Crane company owner indicted on manslaughter, other charges in NYC collapse that killed 2

By Jennifer Peltz, AP
Monday, March 8, 2010

Co. owner indicted in deadly NYC crane collapse

NEW YORK — A construction crane owner got a bargain-basement repair job on a giant rig, which fell apart and killed two workers when the fix failed, prosecutors said Monday in announcing manslaughter charges against the owner and a former mechanic.

The owner, James Lomma, and mechanic Tibor Varganyi hired a little-known Chinese company over the Internet to weld a critical component, the Manhattan District Attorney’s office said. Lomma and Varganyi didn’t follow rules intended to ensure the repair was solid — even after the company they hired warned that it wasn’t confident about the weld, prosecutors said.

The weld failed after a month of use, sending pieces of the 200-foot-tall crane crashing onto an apartment building in May 2008. Crane operator Donald C. Leo, 30, and fellow worker Ramadan Kurtaj, 27, were killed; a third construction worker, Simeon Alexis, was seriously hurt.

“This tragedy is particularly devastating because it could have been prevented,” District Attorney Cyrus R. Vance Jr. said in announcing the charges against Lomma, Varganyi and Lomma’s companies, New York Crane & Equipment Corp. and J.F. Lomma Inc.
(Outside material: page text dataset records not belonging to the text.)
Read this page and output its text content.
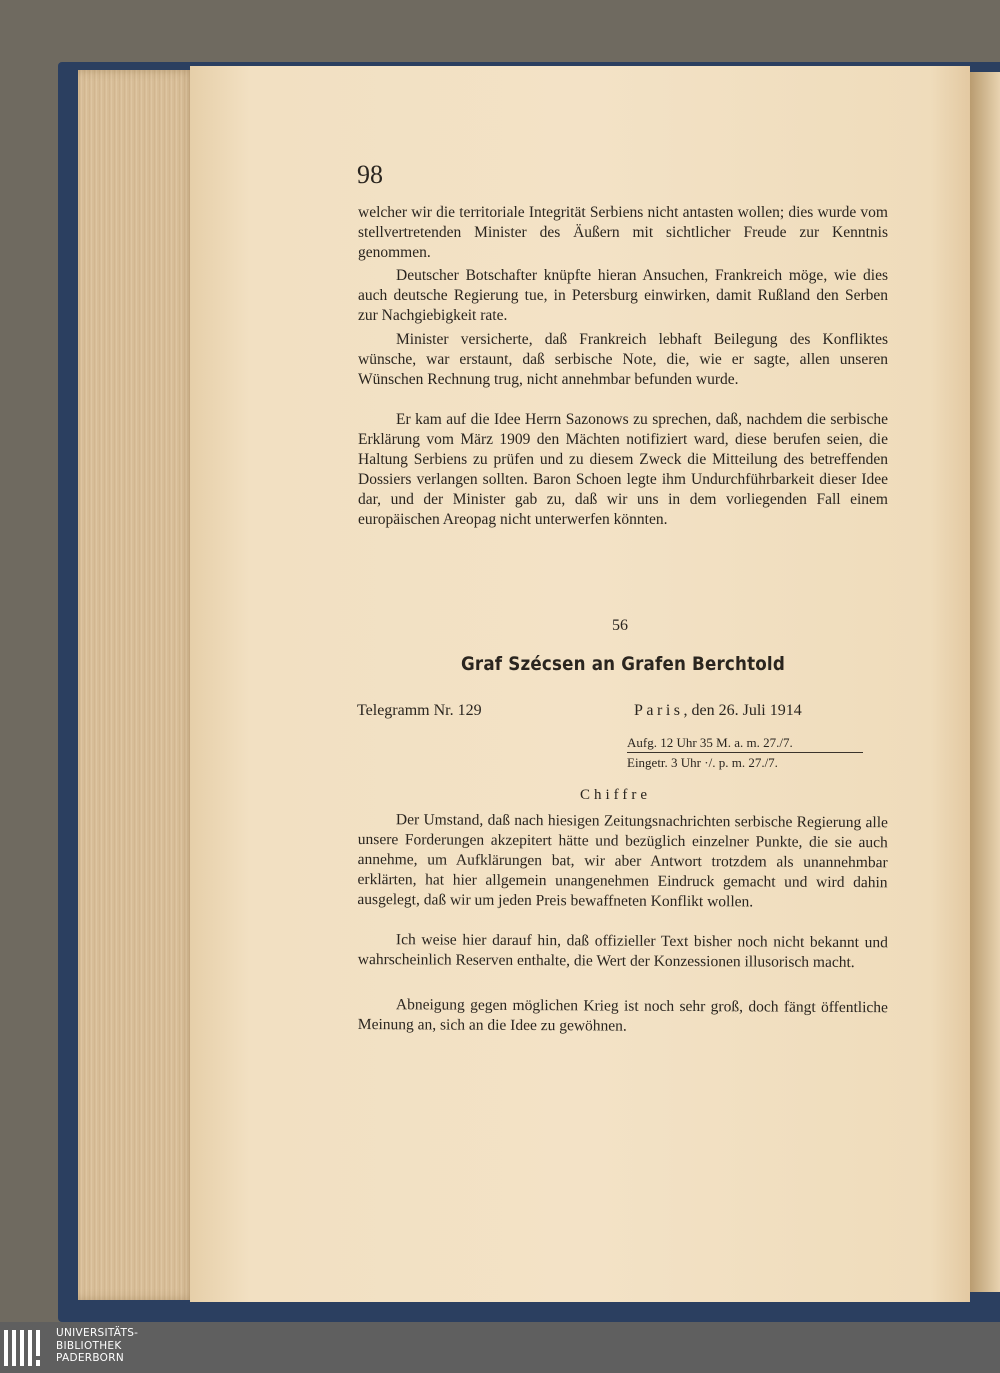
98

welcher wir die territoriale Integrität Serbiens nicht antasten wollen; dies wurde vom stellvertretenden Minister des Äußern mit sichtlicher Freude zur Kenntnis genommen.

Deutscher Botschafter knüpfte hieran Ansuchen, Frankreich möge, wie dies auch deutsche Regierung tue, in Petersburg einwirken, damit Rußland den Serben zur Nachgiebigkeit rate.

Minister versicherte, daß Frankreich lebhaft Beilegung des Konfliktes wünsche, war erstaunt, daß serbische Note, die, wie er sagte, allen unseren Wünschen Rechnung trug, nicht annehmbar befunden wurde.

Er kam auf die Idee Herrn Sazonows zu sprechen, daß, nachdem die serbische Erklärung vom März 1909 den Mächten notifiziert ward, diese berufen seien, die Haltung Serbiens zu prüfen und zu diesem Zweck die Mitteilung des betreffenden Dossiers verlangen sollten. Baron Schoen legte ihm Undurchführbarkeit dieser Idee dar, und der Minister gab zu, daß wir uns in dem vorliegenden Fall einem europäischen Areopag nicht unterwerfen könnten.

56
Graf Szécsen an Grafen Berchtold
Telegramm Nr. 129	Paris, den 26. Juli 1914
Aufg. 12 Uhr 35 M. a. m. 27./7.
Eingetr. 3 Uhr ·/. p. m. 27./7.
Chiffre

Der Umstand, daß nach hiesigen Zeitungsnachrichten serbische Regierung alle unsere Forderungen akzepitert hätte und bezüglich einzelner Punkte, die sie auch annehme, um Aufklärungen bat, wir aber Antwort trotzdem als unannehmbar erklärten, hat hier allgemein unangenehmen Eindruck gemacht und wird dahin ausgelegt, daß wir um jeden Preis bewaffneten Konflikt wollen.

Ich weise hier darauf hin, daß offizieller Text bisher noch nicht bekannt und wahrscheinlich Reserven enthalte, die Wert der Konzessionen illusorisch macht.

Abneigung gegen möglichen Krieg ist noch sehr groß, doch fängt öffentliche Meinung an, sich an die Idee zu gewöhnen.

UNIVERSITÄTS-
BIBLIOTHEK
PADERBORN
All pleaded not guilty. Lomma was given a week to pay $100,000 cash bail; he was released in the meantime. Varganyi was released without bail.

“What occurred here was an accident — a tragedy and not a crime,” Paul Shechtman, attorney for the companies, said outside court. Lomma, Varganyi and their lawyers declined to comment.

The accident, on Manhattan’s Upper East Side, came a little more than two months after another crane — also owned by a Lomma company — collapsed elsewhere in Manhattan and killed seven people.

Together, the collapses stoked anxieties about construction safety in a city of skyscrapers.

Buildings Commissioner Robert LiMandri called the charges “an important reminder” of construction companies’ responsibilities. His agency stressed that it has increased training requirements for crane operators and inspectors and taken other safety steps since the collapses.

The slain workers’ families, who are suing Lomma and others over the collapse, welcomed the criminal case.

“This indictment is the first step toward learning the truth of how this 25-year-old crane with a questionable history of repairs was allowed to be used,” Kurtaj’s relatives said through their lawyer, Susan Karten.

The case centers on the crane’s turntable, which lets the upper parts of the rig swivel.

After workers spotted a crack in the turntable in May 2007, Lomma told Varganyi to arrange a replacement, prosecutors said. Two companies said the work would take at least seven months and $34,000, so the companies instead hired Chinese firm RTR Bearing, which said it could provide the part for about $20,000 in three months, according to prosecutors.

Vance said the company wanted a speedy fix to keep from losing about $50,000 a month in fees from renting out the rig.

An RTR representative warned Varganyi in an e-mail message that “we don’t have confidence on this welding.” But New York Crane kept RTR on the project and didn’t hire an engineer to oversee the repair or take other steps to ensure the quality of the work, prosecutors said.

Dalian, China-based RTR Bearing didn’t immediately respond to an e-mail Monday.

City building officials approved putting the crane back in service with the repaired turntable. Authorities say the owners misled inspectors about testing on the part.

Shechtman said Lomma’s companies had the part thoroughly inspected before using it and engaged in “no deceit whatsoever towards anyone.”

Lomma, 64, and Varganyi, 63, face up to 15 years in prison if convicted.